[lbo-talk] liberals

MICHAEL YATES mikedjyates at msn.com
Fri Jun 3 08:09:43 PDT 2011


Every professor has a view as to what is true and what is not. My English teachers has strong opinions about the literature we should read for the course and about what this literature meant. Frankly, I would wonder about a teacher who had no strong views about these things. After all, they have devoted their working lives to literature. Now, as to evaluating the work of their students, things can get complicated. Many students will produce papers and exams that aren't very good. A humane prof might try to find something good in what is turned in, if only to encourage the student. However, some students will do very good work. A good prof knows what is good and what is not. And where a student has a take on things at odds with the professor's take, a good teacher knows to encourage that student in his or her independent thinking. Soem teachers, however, will do what Chuck condemns and punish a good work because it doesn't agree with the view of the prof. But such is life in school, I guess.

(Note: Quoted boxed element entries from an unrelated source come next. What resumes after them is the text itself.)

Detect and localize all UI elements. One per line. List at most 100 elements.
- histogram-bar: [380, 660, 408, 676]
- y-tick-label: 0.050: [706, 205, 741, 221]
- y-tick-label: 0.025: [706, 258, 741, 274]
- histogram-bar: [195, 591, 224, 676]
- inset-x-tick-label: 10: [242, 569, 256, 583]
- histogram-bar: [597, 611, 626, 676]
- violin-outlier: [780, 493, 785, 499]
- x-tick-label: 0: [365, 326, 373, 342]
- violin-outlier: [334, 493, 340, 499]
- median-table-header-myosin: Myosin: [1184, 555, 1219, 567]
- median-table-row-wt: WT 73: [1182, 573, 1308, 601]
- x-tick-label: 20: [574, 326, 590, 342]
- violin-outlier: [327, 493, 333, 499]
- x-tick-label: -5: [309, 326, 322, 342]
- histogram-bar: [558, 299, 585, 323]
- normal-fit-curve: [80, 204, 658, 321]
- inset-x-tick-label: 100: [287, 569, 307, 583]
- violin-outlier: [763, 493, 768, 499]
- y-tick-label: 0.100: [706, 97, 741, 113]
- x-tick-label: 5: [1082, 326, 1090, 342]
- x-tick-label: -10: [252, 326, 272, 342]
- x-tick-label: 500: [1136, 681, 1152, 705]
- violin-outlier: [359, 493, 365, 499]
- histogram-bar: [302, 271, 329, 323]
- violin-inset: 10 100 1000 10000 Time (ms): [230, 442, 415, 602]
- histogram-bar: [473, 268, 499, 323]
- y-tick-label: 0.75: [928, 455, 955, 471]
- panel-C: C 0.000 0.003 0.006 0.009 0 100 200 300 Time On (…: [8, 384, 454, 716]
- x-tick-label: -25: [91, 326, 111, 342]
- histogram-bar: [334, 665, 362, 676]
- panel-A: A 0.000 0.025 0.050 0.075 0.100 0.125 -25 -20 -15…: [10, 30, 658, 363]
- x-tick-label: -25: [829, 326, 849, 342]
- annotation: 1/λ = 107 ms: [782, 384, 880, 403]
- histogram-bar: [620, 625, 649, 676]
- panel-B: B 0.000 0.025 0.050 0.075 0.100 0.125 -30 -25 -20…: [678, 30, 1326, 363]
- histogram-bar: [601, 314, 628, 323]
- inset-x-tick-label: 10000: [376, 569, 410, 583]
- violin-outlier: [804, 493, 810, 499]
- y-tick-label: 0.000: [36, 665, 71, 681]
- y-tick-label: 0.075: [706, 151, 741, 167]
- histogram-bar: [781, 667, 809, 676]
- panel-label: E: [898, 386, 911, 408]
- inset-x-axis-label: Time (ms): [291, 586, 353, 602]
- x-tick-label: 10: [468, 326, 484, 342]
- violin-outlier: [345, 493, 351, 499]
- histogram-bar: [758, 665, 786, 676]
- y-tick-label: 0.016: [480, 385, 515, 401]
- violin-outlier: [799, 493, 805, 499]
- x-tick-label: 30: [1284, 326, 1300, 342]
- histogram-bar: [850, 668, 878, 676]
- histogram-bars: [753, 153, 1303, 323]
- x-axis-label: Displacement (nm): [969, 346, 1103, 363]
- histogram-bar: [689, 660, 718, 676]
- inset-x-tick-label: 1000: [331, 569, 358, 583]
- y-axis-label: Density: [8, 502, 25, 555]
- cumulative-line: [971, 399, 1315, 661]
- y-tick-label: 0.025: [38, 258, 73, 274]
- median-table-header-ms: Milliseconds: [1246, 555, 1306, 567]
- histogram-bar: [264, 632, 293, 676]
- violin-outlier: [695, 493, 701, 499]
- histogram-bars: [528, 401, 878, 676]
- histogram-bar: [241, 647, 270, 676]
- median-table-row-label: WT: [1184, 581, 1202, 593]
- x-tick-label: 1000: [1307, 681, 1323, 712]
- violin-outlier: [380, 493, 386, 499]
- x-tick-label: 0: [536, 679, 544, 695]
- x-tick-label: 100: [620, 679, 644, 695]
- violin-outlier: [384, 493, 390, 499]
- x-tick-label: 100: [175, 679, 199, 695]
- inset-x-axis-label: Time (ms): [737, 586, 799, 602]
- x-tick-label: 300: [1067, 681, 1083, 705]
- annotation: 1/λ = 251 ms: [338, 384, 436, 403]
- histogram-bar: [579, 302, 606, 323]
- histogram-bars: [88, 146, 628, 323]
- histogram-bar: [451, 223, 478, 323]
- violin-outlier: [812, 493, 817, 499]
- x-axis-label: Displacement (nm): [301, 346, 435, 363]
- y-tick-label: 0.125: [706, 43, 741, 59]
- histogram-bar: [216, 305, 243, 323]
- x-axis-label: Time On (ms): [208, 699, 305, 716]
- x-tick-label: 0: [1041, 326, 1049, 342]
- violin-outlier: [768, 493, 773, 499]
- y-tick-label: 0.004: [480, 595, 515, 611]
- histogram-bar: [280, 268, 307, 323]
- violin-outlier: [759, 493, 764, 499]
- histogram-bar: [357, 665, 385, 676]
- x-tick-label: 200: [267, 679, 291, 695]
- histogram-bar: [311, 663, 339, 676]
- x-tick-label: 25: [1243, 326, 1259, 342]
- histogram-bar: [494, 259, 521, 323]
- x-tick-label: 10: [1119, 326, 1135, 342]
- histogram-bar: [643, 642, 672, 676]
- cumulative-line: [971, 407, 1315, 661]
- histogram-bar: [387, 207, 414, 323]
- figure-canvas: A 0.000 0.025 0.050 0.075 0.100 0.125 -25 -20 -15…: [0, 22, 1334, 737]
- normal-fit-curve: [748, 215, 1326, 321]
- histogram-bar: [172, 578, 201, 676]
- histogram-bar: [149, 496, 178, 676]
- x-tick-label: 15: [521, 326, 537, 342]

I had a prof in grad school. Neoclassical economist to the core. For a seminar, I wrote a paper on the so-called Cambridge controversies in the theory of capital. I sided with the critics of the neoclassical theory, including the radicals. My teacher told me he couldn;t understand my paper, so he gave it to Dave Houston, the department's notorious radical (one of the founders of URPE), to grade. I never forgot this. A prof who had a view of the economy diametrically opposed to mine had the integrity not to grade what he didn't know about.

I had a student once who gave answers to the final exam in economics in verse. You have to appreciate such a thing, even if some of it wasn't quite correct.